Тщательно побрившись, Потап после некоторого раздумья облачился в выходной костюм, который доставал из шкафа крайне редко (он взял себе за правило в трудные минуты жизни одеваться в выходную одежду, сейчас был тот самый случай). Как он считал, красивая одежда в какой-то степени позволит ему смягчить удар судьбы. Вылив на себя половину флакона французского одеколона, подаренного ко дню рождения Настей, и поцеловав на прощание ее в губы, он вышел из квартиры, готовый встретить надвигающиеся неприятности с поднятым забралом. А они не заставили себя долго ждать. Подрулив к зданию банка, Никифоров увидел шикарный «БМВ» своего бывшего подчиненного, а ныне непосредственного начальника Алексея Михалева. Стараясь выглядеть естественно безмятежным, Потап прошел в банк.

В просторном холле его встретил Журавлев, охранник из головного банка, с которым у него были не самые радужные отношения. Едва кивнув, тот сказал холодным голосом:

— Пройди к Алексею Павловичу, он тебя ждет.

— А где же смена?

— На работу пришел? — хмыкнул Журавлев.

— Да.

— Тебе все объяснят, — коротко ответил Журавлев и отвернулся, даже не попытавшись скрыть неприязни.
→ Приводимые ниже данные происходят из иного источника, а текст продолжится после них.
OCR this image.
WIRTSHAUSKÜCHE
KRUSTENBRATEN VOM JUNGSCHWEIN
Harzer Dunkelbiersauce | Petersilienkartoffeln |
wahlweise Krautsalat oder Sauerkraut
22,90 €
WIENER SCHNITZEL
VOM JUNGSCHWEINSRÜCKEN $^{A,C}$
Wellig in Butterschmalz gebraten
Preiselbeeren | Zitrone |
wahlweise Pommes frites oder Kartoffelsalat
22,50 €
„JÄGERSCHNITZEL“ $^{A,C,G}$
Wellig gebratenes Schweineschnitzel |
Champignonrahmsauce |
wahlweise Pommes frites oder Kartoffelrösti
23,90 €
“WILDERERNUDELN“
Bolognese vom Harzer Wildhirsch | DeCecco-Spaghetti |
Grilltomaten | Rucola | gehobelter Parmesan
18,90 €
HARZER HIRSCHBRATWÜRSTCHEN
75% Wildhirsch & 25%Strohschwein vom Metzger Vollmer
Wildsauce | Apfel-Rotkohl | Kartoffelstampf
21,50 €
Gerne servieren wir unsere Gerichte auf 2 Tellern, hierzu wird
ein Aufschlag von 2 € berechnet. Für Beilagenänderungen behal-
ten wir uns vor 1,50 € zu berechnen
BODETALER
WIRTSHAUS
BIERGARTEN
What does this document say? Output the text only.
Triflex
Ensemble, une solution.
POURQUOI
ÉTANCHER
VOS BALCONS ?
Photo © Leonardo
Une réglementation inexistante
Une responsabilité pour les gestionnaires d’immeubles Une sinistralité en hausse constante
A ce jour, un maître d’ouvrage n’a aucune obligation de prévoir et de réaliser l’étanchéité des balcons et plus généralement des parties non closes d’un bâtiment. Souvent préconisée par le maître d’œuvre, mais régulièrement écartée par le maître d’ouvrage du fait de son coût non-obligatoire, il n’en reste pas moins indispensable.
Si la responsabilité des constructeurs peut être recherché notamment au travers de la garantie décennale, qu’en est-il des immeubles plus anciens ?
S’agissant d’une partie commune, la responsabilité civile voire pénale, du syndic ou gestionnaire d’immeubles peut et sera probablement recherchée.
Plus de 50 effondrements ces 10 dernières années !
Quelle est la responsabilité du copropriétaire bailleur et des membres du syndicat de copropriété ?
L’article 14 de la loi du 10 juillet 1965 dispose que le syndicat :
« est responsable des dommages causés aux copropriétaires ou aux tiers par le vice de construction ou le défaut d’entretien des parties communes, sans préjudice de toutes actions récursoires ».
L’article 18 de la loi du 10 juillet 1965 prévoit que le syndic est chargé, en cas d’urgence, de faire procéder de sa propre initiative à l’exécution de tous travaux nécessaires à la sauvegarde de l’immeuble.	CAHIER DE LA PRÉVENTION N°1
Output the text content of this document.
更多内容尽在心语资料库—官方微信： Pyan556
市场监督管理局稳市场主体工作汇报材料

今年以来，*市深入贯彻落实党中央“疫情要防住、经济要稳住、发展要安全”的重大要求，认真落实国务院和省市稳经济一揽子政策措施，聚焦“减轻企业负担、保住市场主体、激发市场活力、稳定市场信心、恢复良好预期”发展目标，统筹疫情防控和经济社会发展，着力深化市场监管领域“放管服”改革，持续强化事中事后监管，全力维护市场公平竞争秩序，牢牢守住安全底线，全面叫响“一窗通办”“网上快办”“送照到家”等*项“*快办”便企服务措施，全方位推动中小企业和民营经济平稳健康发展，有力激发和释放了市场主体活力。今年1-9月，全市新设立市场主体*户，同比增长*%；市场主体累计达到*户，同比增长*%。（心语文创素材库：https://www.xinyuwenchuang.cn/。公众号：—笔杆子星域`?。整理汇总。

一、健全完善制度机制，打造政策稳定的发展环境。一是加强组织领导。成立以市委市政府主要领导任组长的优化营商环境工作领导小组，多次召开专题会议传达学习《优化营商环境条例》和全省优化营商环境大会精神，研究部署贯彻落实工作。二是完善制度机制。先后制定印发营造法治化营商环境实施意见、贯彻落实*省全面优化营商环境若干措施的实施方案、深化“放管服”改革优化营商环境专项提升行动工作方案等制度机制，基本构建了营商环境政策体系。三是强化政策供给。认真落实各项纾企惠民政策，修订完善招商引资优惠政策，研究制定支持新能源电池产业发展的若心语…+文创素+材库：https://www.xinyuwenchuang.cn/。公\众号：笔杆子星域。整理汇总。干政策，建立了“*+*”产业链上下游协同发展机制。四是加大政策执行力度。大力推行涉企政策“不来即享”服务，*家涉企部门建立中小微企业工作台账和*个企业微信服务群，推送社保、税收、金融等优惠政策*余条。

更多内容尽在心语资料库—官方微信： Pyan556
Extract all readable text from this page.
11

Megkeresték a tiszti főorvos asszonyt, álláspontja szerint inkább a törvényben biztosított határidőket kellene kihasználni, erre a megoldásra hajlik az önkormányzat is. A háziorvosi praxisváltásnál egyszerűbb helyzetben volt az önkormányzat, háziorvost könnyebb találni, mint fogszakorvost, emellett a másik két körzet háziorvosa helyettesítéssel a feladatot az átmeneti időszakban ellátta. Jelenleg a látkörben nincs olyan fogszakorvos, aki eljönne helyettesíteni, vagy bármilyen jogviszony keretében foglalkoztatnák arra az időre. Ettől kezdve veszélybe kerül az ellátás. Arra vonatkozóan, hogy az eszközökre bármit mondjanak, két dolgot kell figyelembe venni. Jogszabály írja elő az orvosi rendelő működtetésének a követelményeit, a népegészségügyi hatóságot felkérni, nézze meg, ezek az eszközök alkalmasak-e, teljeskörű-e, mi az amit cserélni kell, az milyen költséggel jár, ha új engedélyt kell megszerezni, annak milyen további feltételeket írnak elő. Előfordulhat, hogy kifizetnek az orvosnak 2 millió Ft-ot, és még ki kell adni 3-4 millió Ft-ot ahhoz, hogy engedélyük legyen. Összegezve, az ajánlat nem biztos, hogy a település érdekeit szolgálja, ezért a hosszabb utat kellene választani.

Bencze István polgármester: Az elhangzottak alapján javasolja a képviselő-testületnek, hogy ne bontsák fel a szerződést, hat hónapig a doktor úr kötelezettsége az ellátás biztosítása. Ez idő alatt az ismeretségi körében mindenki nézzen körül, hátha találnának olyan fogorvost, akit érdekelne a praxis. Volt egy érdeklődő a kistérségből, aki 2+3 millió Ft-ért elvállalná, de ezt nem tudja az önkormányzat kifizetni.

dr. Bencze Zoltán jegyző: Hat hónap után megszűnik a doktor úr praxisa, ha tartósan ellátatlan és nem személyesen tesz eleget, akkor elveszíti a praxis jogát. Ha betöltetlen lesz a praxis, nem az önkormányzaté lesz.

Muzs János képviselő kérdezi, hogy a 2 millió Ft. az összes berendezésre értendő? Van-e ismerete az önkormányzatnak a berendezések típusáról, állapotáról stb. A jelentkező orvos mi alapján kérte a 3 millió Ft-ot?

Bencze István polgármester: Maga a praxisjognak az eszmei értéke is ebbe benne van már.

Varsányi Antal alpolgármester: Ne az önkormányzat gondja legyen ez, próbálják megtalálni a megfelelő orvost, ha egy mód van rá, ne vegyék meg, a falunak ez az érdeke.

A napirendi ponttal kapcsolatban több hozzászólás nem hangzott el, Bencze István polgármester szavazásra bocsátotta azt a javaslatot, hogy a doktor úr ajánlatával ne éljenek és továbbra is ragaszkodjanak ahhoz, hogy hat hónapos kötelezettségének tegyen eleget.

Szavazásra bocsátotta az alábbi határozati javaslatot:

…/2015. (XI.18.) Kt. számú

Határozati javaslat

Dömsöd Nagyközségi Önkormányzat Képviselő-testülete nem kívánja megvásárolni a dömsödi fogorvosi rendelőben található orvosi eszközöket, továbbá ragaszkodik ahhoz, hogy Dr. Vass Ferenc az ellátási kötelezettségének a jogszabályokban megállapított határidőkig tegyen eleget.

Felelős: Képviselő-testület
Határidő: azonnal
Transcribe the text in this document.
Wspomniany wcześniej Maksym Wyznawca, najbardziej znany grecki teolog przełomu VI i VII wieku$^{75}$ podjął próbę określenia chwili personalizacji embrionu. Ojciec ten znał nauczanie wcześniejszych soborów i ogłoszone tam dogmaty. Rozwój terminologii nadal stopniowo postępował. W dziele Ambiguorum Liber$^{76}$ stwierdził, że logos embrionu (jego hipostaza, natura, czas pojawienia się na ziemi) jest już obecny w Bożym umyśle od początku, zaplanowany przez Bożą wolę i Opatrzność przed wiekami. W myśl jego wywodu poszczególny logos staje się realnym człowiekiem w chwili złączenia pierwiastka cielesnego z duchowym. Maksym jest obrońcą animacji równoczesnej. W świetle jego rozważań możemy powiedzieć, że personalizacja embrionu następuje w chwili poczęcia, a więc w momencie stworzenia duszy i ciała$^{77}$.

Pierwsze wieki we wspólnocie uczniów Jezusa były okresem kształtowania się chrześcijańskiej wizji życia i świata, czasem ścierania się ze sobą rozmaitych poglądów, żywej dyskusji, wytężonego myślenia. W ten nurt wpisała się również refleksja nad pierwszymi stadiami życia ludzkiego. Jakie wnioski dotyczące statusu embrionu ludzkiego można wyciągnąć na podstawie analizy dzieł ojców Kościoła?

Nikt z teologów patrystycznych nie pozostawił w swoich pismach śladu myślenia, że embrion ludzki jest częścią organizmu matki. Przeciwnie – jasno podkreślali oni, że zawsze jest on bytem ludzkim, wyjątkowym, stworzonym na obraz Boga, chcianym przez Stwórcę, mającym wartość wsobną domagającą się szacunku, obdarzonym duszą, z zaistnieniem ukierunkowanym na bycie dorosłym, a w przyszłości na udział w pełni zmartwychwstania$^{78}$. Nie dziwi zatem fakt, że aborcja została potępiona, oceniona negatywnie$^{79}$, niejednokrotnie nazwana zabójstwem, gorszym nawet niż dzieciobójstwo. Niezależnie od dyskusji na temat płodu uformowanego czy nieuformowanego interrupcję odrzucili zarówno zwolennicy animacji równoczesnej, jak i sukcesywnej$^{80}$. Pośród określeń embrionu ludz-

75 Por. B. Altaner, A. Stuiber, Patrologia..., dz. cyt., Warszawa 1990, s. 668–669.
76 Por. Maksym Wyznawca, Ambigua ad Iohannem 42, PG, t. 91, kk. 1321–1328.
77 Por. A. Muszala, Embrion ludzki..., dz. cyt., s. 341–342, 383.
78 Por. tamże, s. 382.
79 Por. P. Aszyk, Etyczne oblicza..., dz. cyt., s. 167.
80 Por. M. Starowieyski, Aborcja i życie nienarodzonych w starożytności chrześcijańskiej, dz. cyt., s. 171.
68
Потап Никифоров негромко постучался в кабинет начальника службы безопасности и своего бывшего сослуживца и, приоткрыв дверь, спросил:

— Разрешите?

Алексей Михалев сидел за столом: вальяжный, в дорогом костюме в тонкую белую клеточку и, как показалось Никифорову, еще более раздобревший. Он вообще умел меняться и с каждой встречей выглядел все дороднее и дороднее, что, однако, не добавляло его внешности добродушия.

— Как-то ты не по-свойски, Потап, заходишь, — весело произнес бывший подчиненный. — Проходи! Можешь не стучаться, я уже тебе говорил об этом. К чему нам такие церемонии? Все-таки не чужие, как-никак вместе армейскую лямку тянули.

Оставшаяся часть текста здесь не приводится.